"Bom dia, Yaoundé": refugiados pegam o microfone
"Bom dia, Yaoundé": refugiados pegam o microfone
Emmanuel Ambei, 30, ficou emocionado ao coletar relatos para seu programa de rádio. Muitos dos depoimentos o lembram de sua própria jornada, há 18 anos, quando ele era apenas um garotinho no Chade. Seu pai foi acusado de apoiar rebeldes e quase morreu. A família fugiu para Camarões e nunca se sentiu segura o suficiente para voltar.
Emmanuel faz parte de um grupo de refugiados centro-africanos e chadianos que vivem na capital camaronesa de Yaoundé, e produzem programas de rádio sobre outros refugiados que vivem no país. Eles fazem parte de um programa da Agência da ONU para Refugiados (ACNUR) que treina refugiados na produção e transmissão de rádio.
A iniciativa nasceu de uma ideia simples: quem melhor para falar sobre os refugiados do que os próprios refugiados?
Muitas das pessoas no que fazem parte da iniciativa foram frequentemente abordadas por organizações não governamentais e pela mídia para falar sobre os problemas que enfrentavam como refugiados. Elas decidiram que era hora de narrar sua própria história. O Conselho Internacional de Organizações de Rádio e Televisão de Língua Francesa (CIRTEF) ofereceu a formação. O programa de 26 minutos, que inclui reportagens de campo e entrevistas em estúdio, vai ao ar na principal estação de rádio pública de Camarões, e o projeto logo se expandirá para outros países africanos de língua francesa.
“Nós, refugiados, estamos todos conectados”
Emmanuel disse que cada história lhe ensina algo novo sobre seus companheiros refugiados em Camarões.
“Sou um refugiado que vive em uma área urbana”, disse Emmanuel. “Nós, refugiados, estamos todos conectados, mas temos estilos de vida diferentes. Eu claramente não tenho os mesmos problemas que um refugiado que vive em um campo. Na cidade, temos mais oportunidades em termos de educação, saúde e oportunidades de trabalho”.
Camarões acolhe mais de 400.000 refugiados, a grande maioria são centro-africanos, e grande parte estão assentados no Leste. O país também abriga cerca de 100.000 nigerianos que fugiram da violência de grupos jihadistas.
Recentemente, no campo de refugiados de Gabo, no leste de Camarões, Emmanuel trabalhou ao lado de Levys Bangakpan e Mabel Coradim, também da África Central. Todos são “refugiados urbanos” que vivem em Yaoundé. A visita ao campo de refugiados foi uma novidade para todos.

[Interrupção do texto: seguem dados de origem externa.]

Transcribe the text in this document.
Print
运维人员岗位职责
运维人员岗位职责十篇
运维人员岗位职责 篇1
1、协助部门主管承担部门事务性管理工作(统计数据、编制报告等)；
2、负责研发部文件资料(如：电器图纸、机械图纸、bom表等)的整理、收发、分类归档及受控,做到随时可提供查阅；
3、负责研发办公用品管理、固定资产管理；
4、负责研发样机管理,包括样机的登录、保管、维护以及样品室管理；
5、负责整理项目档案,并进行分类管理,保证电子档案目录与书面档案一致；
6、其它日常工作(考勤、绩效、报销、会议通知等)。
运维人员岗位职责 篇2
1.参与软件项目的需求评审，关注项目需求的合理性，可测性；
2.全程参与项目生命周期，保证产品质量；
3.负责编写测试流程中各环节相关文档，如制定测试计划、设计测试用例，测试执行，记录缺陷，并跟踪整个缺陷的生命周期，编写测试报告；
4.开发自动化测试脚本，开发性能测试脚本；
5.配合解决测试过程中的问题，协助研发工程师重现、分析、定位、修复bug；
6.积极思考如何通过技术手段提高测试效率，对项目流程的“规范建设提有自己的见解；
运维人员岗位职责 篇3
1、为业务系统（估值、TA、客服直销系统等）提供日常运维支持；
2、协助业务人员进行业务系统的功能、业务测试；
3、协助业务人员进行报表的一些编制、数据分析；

Emmanuel capturou cuidadosamente os sons do ambiente: os gritos animados das crianças, as chamadas insistentes dos vendedores ambulantes, a agitação do mercado do campo. Ele e sua equipe então gravaram as vozes muitas vezes tímidas dos refugiados. Enquanto caminhavam ao redor do campo, passando pelas casas de tijolos, eles aprenderam que lá a vida é difícil e o trabalho é escasso. Mesmo assim, houve um sentimento de boas-vindas e a equipe foi seguida por crianças curiosas.
Nesse dia em particular, eles estavam retratando uma operação de repatriamento que levaria para casa 1.500 refugiados centro-africanos. Os repórteres seguiram os comboios, mas primeiro entrevistaram o chefe do campo de Gado, Martin Sodea Azia, que veio se despedir dos que estavam partindo.

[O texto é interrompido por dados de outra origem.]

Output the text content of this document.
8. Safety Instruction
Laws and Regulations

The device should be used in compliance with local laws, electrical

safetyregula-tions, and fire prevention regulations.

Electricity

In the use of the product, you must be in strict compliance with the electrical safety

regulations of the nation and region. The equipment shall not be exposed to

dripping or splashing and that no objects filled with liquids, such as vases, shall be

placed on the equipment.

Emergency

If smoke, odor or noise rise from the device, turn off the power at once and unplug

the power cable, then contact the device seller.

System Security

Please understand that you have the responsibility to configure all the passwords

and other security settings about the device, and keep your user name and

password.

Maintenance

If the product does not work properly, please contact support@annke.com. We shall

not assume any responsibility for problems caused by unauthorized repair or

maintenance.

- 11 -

“Éramos uma grande família. Dói muito vê-los partir”, disse Azia. “Recebemos eles de todo o coração. Que eles voltem e vivam em paz”.
Quando chegaram ao posto fronteiriço de Garoua Boulaï, entre Camarões e a República Centro-Africana, Mabel e Levys não deixaram de pisar em sua terra natal para uma selfie. Mas eles não demoraram.
“Eu amo meu país, mas tenho sentimentos mistos ao colocar os pés lá novamente depois de sete anos de exílio”, explicou Levys. “Quando penso em voltar, vivo o trauma que me levou a fugir”.
Por causa dessa provação, ele não acha que estará pronto para voltar para casa e para a República Centro-Africana tão cedo.
“De todas as reuniões que tivemos e de todas as histórias que cobrimos, esta foi a que mais me tocou”, disse Mabel, que não voltou para a República Centro-Africana desde que fugiu da guerra civil e encontrou refúgio em Yaoundé em 2003. As manifestações recorrentes de violência no país impediram que ela e sua família se sentissem seguras o suficiente para voltar.
“Realmente me faz sonhar ver um refugiado como eu ser bem-sucedido”
A equipe cobriu histórias em todo o país. Durante uma viagem de reportagem ao campo de Minawao, na parte mais ao norte de Camarões, na fronteira com o Lago Chade, a equipe acompanhou refugiados que estavam replantando florestas destruídas pelos impactos das mudanças climáticas e do desmatamento.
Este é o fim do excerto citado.